09 Ekim 2004
Selami:
Banusu,
Mesajlarına hastayım.
Hele o kişisel yorumların... Esprilere hakettikleri kadar gülmem konusunda bana
yardımcı oluyor. (Amerikan dizilerinde fondaki kahkaha sesleri gibi) Ancak
en çok merak ettiğim; mesajlara o yorumları nasıl eklediğin... Ben yazmaya kalktığımda sadece benim ekranımda yazı çıkıyor o kadar... Üstelik benim klavye mavi de yazamıyor. Anlaşılan sen benden 40 fırın fazla ekmek yemişsin.

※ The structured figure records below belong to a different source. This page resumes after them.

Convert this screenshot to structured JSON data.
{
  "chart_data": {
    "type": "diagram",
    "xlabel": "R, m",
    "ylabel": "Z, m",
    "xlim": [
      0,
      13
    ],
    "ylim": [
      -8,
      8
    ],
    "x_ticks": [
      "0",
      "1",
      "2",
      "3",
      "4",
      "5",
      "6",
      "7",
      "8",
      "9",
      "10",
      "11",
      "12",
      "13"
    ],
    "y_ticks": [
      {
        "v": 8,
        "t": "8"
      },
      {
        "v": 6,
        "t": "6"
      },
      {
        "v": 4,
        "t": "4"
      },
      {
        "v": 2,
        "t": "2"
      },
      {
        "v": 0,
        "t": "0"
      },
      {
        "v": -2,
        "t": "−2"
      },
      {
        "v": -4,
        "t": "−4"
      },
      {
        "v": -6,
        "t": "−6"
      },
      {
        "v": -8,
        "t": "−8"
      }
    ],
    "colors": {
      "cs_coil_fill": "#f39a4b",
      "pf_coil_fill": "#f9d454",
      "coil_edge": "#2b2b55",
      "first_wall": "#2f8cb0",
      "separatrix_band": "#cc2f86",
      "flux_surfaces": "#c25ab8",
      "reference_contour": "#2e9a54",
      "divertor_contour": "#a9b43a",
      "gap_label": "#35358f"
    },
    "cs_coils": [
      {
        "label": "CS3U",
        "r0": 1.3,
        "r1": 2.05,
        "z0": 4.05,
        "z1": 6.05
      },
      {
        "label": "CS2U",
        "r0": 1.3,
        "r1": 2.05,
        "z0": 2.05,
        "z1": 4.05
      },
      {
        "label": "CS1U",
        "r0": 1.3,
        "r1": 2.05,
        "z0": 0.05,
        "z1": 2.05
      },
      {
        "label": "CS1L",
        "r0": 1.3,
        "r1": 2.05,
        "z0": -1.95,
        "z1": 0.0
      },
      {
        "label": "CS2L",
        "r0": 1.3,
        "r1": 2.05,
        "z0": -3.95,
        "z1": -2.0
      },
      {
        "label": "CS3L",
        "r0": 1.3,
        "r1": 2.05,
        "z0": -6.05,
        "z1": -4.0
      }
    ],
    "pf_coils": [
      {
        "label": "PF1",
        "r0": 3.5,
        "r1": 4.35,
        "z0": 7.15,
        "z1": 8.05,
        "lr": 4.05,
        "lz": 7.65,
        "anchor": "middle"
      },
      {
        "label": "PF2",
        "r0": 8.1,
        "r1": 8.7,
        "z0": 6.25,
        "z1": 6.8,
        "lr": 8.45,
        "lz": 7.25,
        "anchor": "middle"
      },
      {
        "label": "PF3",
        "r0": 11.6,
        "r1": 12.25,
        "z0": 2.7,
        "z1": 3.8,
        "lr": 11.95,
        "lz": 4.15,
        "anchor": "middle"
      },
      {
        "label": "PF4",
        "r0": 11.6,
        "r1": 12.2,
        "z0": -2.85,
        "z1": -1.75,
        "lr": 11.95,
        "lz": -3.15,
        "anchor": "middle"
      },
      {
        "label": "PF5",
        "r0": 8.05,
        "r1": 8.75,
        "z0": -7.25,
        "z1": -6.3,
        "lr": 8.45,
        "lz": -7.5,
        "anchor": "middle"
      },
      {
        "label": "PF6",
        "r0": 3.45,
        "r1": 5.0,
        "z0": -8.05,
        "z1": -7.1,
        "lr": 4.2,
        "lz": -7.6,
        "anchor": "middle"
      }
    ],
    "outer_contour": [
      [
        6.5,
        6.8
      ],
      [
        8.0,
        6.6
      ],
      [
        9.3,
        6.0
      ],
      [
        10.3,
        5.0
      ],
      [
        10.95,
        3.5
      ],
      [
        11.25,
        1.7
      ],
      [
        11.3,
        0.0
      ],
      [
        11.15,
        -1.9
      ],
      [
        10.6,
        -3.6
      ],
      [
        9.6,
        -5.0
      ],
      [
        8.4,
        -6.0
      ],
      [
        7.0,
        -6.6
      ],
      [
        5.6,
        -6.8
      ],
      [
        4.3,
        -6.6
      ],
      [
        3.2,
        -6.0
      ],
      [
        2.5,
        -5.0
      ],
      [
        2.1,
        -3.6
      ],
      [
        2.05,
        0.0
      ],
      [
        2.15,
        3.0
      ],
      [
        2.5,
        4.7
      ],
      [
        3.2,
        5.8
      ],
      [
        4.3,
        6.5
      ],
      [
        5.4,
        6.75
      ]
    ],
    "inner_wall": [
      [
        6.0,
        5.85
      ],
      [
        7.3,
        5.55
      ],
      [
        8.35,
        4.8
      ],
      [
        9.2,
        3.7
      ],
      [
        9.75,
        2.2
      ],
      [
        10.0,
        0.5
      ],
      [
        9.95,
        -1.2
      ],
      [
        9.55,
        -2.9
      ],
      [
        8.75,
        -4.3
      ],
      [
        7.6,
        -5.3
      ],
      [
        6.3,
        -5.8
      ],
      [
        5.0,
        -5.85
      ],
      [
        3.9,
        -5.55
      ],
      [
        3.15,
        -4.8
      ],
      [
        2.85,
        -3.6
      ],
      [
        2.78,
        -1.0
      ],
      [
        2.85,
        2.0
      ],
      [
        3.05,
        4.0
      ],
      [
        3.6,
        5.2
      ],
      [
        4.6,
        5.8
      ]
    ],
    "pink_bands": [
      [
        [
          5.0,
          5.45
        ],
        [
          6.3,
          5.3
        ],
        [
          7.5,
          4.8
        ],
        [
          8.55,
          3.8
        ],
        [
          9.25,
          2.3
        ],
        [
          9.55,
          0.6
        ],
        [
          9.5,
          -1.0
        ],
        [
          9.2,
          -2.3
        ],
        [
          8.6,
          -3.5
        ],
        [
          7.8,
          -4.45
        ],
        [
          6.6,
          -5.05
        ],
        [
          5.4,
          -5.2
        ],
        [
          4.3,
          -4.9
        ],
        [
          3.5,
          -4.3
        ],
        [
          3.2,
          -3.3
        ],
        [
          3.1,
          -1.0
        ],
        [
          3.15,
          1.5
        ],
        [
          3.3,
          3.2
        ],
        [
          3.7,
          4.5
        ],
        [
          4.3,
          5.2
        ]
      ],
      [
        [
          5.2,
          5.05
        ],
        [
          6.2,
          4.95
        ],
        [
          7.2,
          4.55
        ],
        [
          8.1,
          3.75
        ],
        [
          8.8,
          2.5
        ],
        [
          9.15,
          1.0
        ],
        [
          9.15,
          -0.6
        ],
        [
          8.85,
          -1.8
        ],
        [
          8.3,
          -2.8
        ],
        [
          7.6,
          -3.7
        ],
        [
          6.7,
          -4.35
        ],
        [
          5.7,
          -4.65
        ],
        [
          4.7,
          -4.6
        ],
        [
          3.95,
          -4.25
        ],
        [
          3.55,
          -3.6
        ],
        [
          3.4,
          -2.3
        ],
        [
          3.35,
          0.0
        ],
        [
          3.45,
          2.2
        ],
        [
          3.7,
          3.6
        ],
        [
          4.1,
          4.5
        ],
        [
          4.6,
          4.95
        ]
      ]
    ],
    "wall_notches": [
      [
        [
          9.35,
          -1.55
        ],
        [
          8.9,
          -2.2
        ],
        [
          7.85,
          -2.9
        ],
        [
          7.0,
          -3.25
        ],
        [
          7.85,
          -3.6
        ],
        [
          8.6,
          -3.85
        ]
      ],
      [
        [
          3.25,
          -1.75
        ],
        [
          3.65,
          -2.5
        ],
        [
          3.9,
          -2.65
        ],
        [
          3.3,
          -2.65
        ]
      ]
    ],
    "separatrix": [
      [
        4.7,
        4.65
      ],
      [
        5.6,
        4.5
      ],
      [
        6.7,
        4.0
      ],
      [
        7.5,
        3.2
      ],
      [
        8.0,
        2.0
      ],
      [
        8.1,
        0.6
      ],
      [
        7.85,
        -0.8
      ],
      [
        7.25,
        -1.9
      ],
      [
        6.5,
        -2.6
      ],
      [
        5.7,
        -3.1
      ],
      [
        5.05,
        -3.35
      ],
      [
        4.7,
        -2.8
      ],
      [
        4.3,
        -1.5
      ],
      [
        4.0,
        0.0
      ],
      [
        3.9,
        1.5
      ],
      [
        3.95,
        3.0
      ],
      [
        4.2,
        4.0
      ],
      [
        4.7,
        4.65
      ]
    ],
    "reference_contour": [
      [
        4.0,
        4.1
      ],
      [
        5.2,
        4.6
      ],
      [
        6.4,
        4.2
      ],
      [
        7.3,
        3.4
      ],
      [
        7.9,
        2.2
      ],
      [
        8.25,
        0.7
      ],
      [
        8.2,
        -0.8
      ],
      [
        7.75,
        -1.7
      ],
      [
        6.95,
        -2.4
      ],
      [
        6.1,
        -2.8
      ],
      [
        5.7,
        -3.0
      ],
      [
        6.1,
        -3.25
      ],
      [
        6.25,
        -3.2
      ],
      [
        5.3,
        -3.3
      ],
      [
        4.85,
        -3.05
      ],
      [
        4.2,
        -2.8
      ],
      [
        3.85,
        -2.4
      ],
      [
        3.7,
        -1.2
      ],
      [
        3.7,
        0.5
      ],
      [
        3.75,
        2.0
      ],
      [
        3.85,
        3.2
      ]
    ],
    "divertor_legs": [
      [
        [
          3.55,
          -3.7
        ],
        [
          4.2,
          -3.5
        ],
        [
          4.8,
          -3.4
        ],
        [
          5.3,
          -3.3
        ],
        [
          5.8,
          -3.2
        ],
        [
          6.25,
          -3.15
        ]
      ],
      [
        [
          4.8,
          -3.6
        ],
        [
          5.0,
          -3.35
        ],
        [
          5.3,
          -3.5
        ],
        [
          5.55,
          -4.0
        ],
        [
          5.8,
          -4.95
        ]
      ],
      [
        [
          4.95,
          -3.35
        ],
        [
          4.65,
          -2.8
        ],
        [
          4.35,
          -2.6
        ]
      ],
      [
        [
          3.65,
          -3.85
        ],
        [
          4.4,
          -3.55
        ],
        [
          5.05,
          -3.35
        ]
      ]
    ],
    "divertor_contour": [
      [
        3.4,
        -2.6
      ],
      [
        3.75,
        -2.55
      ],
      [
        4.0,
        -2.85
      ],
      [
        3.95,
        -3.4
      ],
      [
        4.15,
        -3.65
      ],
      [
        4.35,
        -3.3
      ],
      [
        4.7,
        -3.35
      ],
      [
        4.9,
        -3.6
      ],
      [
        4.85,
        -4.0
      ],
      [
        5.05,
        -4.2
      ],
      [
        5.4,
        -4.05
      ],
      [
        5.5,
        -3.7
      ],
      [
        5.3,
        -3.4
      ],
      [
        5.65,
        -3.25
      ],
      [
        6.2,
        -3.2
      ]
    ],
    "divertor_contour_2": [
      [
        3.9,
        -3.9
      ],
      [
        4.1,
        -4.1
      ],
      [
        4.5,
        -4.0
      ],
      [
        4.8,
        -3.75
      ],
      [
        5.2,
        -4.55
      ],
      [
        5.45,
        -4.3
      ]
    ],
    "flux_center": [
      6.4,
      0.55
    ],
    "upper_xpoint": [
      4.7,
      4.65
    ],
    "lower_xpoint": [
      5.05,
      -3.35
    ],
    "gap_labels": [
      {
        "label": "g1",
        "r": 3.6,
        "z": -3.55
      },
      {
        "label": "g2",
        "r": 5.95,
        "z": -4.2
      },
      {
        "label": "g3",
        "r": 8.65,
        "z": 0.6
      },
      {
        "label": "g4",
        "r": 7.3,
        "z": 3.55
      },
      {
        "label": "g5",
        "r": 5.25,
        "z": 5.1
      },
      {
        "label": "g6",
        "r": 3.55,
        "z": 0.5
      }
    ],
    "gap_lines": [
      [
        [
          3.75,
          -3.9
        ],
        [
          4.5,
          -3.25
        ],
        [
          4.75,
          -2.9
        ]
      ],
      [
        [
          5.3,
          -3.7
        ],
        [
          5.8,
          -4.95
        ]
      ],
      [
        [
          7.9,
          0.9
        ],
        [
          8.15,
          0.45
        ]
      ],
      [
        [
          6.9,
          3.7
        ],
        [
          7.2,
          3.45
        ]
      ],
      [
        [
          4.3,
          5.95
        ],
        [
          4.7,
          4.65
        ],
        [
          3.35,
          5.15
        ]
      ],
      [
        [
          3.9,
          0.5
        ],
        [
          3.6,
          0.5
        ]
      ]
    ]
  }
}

en çok merak ettiğim; mesajlara o yorumları nasıl eklediğin... Ben yazmaya kalktığımda sadece benim ekranımda yazı çıkıyor o kadar... Üstelik benim klavye mavi de yazamıyor. Anlaşılan sen benden 40 fırın fazla ekmek yemişsin.
Seni,
Deniz ve Ege'yi çok öpüyorum.
Banu:
Heyooooo, yaşasın,
Selamisi bana cevap yazdı, lay lay lom...
Şimdi datlım gıymatlım,
seni acık aydınlatim dicem ama, önce "ben yazmaya kalktığımda sadece benim
ekranımda yazı çıkıyor o kadar" cümlesiyle ne demek istediğini
anlatabilirsen sana daha çok yardımcı olabilirim. Yani bişiler yazdığımızda
zaten beklenen sonuç, ekranında yazıları görmendir, yani bu bilgisayar
teknolojisinde henüz görünmez mürekkep seviyesine çıkılamadı, zaten öle bişi
olursa monitörü muma tutmamız gerekir ki, kablolar felan erir, olmaz yani.
Diğer soruna gelince
(klavyenin mavi yazması); biz cevap yazarken şeridi değiştiriyoruz, töbe töbe,
yavrım bu dediğin, mesaj formatınla ilgili bişi ki bunu istersen mor, yeşil,
kırmızı, kahverengi, vb. yapabilirsin. Şimdi sana bunun yolunu da öğretecem.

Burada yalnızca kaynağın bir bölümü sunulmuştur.